Marc-André Pilon - Radio Canada
 
http://static.flickr.com/98/246587349_0a12992e72.jpg

Nul n'est prophète en son pays, dit-on. Il a fait la première partie de James Brown en
Europe, bien que son style musical ait peu à voir avec celui de la légende américaine. Il a également partagé la scène avec Steve Reich et Philip Glass à New York. Pourtant, le discret Patrick Watson reste méconnu des Québécois. Tout ça risque de changer grâce à son nouvel album, Closer to Paradise .

Il est encore tôt pour affirmer de telles choses, mais plongeons tout de même: le Montréalais Patrick Watson a enregistré le disque de l'automne. Réalisé avec le concours de Jean Massicotte - réalisateur de Pierre Lapointe et d'Arthur H rencontré par l'entremise de l'amie Lhasa -, d'Amon Tobin et de ses musiciens, tous des amis de longue date, ce troisième album possède le souffle et les chansons pour enfin sortir de l'ombre celui que plusieurs décrivent comme le secret le mieux gardé en ville.

Dans un café du boulevard Saint-Laurent, juste sous son appartement, Patrick Watson se répète à haute voix cette phrase qu'il a souvent entendue: «Montreal best kept secret... J'apprécie que les gens me disent ça, je veux dire, ça me flatte. Mais on ne sait pas ce qui peut arriver, le succès et la reconnaissance ne se commandent pas plus qu'ils ne se prévoient. Je crois plutôt qu'il faut se concentrer sur ce qu'on a déjà, là, juste sous nos yeux, et en profiter au max. Il ne faut pas penser au succès, or you'll go crazy

Le titre symbolise, en quelque sorte, cette situation, ce «purgatoire» de la reconnaissance où se trouvent Watson et ses musiciens. Closer To Paradise (Plus près du paradis), «c'est surtout un esprit, clarifie l'auteur-compositeur-interprète. Tu sais que tu t'en vas quelque part, mais tu n'y es pas encore arrivé. Tu t'en approches, tu peux presque y goûter, tu comprends?»

Le goût de Closer To Paradis, c'est celui d'un talent immense. Les parfums de l'intelligence et de la sensibilité étaient déjà présents sur Just Another Ordinary Day, le précédent disque de Watson, une affaire orchestrale et (pardonnez le cliché) cinématographique. Une épithète qu'assume totalement Watson, lequel n'a jamais caché sa fascination pour l'image en mouvement, inspiration récurrente de celles qu'on ne voit que lorsqu'on se ferme les yeux en écoutant sa musique. Mais entre le conceptuel Just Another Ordinary Day et l'album qui occupe notre imaginaire aujourd'hui, beaucoup de chemin a été parcouru.

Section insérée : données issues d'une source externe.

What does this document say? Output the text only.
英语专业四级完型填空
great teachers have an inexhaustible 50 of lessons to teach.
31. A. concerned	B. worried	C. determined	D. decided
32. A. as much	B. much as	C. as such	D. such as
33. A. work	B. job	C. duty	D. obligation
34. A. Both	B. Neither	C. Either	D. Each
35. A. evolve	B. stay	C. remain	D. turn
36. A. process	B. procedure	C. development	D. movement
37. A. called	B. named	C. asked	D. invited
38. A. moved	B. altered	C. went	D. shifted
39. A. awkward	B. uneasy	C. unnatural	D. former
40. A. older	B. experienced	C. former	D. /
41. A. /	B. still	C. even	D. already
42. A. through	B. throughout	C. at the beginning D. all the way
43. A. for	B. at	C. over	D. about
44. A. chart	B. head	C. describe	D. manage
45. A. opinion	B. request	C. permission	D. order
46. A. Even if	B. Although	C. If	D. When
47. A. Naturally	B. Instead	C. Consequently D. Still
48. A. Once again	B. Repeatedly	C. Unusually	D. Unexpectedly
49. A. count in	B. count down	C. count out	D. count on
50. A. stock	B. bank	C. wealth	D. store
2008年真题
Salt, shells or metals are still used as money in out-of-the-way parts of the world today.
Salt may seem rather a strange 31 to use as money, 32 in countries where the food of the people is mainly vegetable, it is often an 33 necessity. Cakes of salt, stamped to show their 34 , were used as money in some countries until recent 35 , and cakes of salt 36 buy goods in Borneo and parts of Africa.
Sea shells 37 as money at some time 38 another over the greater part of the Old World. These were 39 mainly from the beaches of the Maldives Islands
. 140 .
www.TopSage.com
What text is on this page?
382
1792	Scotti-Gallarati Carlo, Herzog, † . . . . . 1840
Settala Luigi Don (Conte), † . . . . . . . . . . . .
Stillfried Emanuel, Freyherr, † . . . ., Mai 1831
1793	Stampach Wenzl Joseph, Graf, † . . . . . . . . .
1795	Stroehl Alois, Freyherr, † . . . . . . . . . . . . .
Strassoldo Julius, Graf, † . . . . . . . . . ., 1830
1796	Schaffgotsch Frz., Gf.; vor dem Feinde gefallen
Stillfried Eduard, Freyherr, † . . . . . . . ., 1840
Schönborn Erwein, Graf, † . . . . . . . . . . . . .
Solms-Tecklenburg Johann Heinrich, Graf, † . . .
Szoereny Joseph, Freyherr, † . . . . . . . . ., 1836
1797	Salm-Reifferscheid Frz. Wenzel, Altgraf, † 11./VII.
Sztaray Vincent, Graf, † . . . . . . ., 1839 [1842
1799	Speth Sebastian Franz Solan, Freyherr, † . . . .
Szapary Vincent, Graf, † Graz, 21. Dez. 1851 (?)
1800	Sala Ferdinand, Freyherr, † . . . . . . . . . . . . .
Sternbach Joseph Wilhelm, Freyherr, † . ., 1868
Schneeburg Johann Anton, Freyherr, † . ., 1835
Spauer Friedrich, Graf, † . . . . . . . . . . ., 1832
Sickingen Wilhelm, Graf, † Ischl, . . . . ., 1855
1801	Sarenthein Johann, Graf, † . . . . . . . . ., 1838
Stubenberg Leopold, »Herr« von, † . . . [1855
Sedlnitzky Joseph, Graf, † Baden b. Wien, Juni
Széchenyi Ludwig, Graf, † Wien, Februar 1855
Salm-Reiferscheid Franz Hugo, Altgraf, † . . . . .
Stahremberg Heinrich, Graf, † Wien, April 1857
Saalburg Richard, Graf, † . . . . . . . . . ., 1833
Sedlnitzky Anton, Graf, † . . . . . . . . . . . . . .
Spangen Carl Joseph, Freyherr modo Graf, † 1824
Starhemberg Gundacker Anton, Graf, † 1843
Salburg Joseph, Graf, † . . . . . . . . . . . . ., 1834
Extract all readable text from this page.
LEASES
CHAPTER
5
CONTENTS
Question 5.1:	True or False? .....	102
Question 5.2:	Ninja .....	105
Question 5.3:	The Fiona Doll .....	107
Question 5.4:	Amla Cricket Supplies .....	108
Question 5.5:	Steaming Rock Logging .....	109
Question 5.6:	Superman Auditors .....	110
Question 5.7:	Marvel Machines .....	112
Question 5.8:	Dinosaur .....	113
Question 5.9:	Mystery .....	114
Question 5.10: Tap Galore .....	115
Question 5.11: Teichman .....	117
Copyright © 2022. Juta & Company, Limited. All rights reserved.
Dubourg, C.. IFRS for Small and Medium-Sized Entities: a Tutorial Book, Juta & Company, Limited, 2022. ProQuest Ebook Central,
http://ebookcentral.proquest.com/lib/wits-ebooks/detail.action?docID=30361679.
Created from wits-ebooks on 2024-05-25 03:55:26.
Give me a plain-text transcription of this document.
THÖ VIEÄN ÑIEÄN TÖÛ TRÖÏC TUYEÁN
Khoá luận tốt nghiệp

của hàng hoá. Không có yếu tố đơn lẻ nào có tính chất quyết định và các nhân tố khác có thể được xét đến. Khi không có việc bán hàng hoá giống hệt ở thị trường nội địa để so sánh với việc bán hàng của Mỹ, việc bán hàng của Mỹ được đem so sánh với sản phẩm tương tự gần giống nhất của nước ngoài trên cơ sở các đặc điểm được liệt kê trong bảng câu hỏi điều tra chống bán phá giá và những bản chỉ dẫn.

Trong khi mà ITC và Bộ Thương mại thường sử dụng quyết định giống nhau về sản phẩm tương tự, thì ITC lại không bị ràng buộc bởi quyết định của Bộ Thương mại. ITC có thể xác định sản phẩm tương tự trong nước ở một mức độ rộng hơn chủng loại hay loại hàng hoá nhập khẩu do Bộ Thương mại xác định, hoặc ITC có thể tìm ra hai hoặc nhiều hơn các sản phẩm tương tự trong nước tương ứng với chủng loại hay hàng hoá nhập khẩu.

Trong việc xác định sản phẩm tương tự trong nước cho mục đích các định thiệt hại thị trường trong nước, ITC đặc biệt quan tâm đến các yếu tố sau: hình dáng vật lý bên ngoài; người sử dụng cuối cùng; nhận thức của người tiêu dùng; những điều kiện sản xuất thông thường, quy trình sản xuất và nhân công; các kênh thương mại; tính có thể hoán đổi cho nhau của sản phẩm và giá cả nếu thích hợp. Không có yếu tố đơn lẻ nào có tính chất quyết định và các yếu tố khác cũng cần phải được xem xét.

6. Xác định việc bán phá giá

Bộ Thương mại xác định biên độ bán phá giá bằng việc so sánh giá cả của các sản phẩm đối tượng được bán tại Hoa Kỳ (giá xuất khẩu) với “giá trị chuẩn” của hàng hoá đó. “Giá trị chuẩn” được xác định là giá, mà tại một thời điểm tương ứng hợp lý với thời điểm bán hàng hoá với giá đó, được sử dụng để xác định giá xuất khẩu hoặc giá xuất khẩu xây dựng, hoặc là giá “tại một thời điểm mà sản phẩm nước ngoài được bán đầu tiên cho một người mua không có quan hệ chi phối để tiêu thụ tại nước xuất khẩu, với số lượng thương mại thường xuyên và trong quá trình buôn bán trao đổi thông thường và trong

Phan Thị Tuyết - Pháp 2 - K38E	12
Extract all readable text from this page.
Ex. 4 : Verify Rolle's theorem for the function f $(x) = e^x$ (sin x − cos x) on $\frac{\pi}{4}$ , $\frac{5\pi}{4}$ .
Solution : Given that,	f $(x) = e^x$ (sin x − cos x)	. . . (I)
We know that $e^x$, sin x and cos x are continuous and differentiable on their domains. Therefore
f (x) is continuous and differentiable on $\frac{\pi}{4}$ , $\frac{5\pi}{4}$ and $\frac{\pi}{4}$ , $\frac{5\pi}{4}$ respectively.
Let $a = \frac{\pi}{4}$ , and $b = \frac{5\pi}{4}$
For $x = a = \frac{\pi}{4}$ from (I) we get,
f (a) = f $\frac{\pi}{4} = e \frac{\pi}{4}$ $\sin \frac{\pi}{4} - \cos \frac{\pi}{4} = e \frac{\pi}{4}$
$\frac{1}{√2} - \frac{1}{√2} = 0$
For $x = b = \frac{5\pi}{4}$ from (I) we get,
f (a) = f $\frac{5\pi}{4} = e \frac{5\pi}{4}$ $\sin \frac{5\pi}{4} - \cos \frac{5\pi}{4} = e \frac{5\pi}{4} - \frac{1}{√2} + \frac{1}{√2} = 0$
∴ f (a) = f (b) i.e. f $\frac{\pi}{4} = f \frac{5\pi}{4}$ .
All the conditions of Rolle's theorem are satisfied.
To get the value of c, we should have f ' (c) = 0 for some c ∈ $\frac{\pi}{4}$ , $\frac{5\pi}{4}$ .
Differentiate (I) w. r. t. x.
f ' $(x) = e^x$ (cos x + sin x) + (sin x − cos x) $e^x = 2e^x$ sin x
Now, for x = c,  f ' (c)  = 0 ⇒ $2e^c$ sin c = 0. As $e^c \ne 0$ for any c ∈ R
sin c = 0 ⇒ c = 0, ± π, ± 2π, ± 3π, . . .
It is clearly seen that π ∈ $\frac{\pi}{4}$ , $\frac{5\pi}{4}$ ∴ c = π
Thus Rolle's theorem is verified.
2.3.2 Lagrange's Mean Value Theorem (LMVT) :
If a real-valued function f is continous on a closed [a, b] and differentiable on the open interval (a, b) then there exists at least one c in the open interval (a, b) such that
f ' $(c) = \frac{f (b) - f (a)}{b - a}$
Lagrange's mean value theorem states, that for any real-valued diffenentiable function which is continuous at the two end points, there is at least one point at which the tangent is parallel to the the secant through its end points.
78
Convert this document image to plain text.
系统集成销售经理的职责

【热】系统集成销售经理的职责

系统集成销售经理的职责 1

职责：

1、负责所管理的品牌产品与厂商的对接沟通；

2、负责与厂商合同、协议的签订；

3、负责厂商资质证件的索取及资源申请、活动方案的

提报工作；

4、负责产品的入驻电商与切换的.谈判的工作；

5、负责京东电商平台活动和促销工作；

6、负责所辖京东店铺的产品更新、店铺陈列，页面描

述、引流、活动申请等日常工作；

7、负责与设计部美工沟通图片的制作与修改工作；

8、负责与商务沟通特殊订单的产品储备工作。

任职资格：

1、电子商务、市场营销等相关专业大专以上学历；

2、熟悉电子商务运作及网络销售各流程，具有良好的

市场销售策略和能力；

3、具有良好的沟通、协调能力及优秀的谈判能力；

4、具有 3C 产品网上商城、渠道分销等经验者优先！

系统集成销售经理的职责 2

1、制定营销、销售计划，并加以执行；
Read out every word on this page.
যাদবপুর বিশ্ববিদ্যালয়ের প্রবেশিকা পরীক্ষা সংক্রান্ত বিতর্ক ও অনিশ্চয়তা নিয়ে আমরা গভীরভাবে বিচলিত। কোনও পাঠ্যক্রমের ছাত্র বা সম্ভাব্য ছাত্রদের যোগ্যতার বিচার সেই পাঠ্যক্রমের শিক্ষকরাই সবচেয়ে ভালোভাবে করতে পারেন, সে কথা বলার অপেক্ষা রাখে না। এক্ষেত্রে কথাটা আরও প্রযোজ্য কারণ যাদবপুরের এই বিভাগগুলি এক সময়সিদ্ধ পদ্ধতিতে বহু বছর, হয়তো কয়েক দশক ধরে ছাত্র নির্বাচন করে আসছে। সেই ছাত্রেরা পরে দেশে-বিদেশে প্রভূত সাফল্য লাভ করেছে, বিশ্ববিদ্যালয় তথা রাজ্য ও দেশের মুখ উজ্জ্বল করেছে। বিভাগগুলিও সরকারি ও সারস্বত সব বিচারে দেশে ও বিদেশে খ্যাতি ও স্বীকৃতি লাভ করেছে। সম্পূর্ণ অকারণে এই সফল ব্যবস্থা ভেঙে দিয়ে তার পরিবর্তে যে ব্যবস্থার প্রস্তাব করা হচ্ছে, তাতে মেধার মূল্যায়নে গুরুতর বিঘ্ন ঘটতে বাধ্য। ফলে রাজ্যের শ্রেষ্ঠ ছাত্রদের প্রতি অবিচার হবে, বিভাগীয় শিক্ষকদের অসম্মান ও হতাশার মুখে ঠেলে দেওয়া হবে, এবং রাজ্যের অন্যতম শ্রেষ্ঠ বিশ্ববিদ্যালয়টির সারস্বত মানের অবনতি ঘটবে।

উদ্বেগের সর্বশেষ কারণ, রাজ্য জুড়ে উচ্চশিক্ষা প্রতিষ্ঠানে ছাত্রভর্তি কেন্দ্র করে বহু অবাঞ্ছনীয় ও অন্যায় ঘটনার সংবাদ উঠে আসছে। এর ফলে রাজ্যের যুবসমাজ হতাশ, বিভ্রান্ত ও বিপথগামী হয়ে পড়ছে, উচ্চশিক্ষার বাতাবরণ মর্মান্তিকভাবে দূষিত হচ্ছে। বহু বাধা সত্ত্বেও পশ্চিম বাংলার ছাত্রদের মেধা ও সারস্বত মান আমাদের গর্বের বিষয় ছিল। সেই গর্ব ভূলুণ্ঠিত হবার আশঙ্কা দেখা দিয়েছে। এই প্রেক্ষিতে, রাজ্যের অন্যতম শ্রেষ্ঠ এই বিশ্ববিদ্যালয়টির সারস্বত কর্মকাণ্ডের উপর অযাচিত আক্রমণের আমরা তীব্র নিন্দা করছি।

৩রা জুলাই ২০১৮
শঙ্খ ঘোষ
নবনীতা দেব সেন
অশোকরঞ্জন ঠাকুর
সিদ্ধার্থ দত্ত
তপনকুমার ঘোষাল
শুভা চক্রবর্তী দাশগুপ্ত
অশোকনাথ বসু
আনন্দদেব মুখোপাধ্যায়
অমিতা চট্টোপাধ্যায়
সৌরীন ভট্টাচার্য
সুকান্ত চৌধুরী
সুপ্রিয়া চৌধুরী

«Ce disque est un carnet de voyage», avance le batteur Robbie Kuster. Lui et ses collègues Mishka Stein (basse) et Simon Angell (guitare, on l'a vu sur scène avec Champion) viennent de s'asseoir à notre table pour échanger avec nous sur cet album conçu en groupe. La volupté des arrangements, l'éclatement des genres musicaux, la dynamique expansionniste de cet album sont véritablement la somme des personnalités musicales de ces quatre gaillards.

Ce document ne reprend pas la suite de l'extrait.